Housing advocates make haste to demand Community Land Trust (CLT) funding as the New York City Council teeters on the cusp of the final Fiscal Year 2022 budget vote, which is set to begin on July 1.
Chants of “CLTs for NYC,” rang throughout City Hall Park on Tuesday morning as tenants, elected officials, and housing activists rallied to demand full funding of $1.51 million to the CLT initiative to stabilize housing. Advocates say these funds will allow for a more equitable recovery for all while providing support for 14 neighborhood-based CLTs throughout New York City, including some citywide technical support organizations.
“The message to New York City Council is very simple: If you believe in economic justice, invest in Community Land Trusts,” said Albert Scott of East New York CLT. “This dynamic tool that helps empower communities such as mine in East New York, Brownsville, and citywide [so, it is] imperative that this budget pass with a tremendous investment in Community Land Trust.”

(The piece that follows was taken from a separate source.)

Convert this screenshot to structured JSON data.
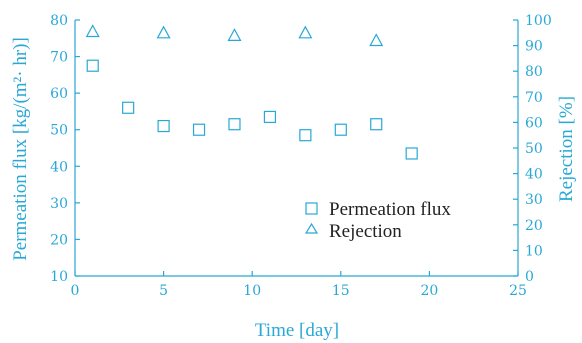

The fight for funding comes as the COVID-19 pandemic has exacerbated an already existing housing and economic crisis within New York City’s most vulnerable communities. Since Governor Andrew Cuomo lifted government-mandated pandemic restrictions, and Mayor Bill de Blasio announced the whopping $92.8 billion budget, activists are calling for a “just recovery,” starting with housing equity for Black, Brown, and immigrant communities.
The CLT initiative aims to create and preserve affordable housing by combatting residential and commercial displacement and inclusive decision-making in neighborhood development. Advocates believe this initiative will help address the core causes of homelessness and displacement by ensuring that affordable housing remains permanent, and developments meet community needs.
And, with the looming end of the eviction moratorium on Aug. 31, the fight for housing protections has never been fiercer.
“As we near a vote on the city budget we are calling for full funding of the $1.5 million citywide community land trust initiative,” said Manhattan Councilmember Carlina Rivera, sharing that in her district, the Cooper Square CLT provides hundreds of residents with affordable rents and holds 22 longtime small business with below-market rents.
Since 1994, New York City has lost 300,000 rent-regulated apartments, Rivera said, stressing that protection for New York’s most vulnerable is needed now more than ever.
“Even though we have new state laws protecting tenants, and we have to thank our state colleagues for that, the pandemic has revealed that a majority are rent burden, and they are on the brink of housing insecurity,” Rivera said, adding, “CLTs at scale can truly preserve affordable communities better than any other tool because they put residents in control.”
In addition to the funding of CLTs, those in attendance at the June 29 rally plead for the passage of legislation to advance tenant and community-controlled housing.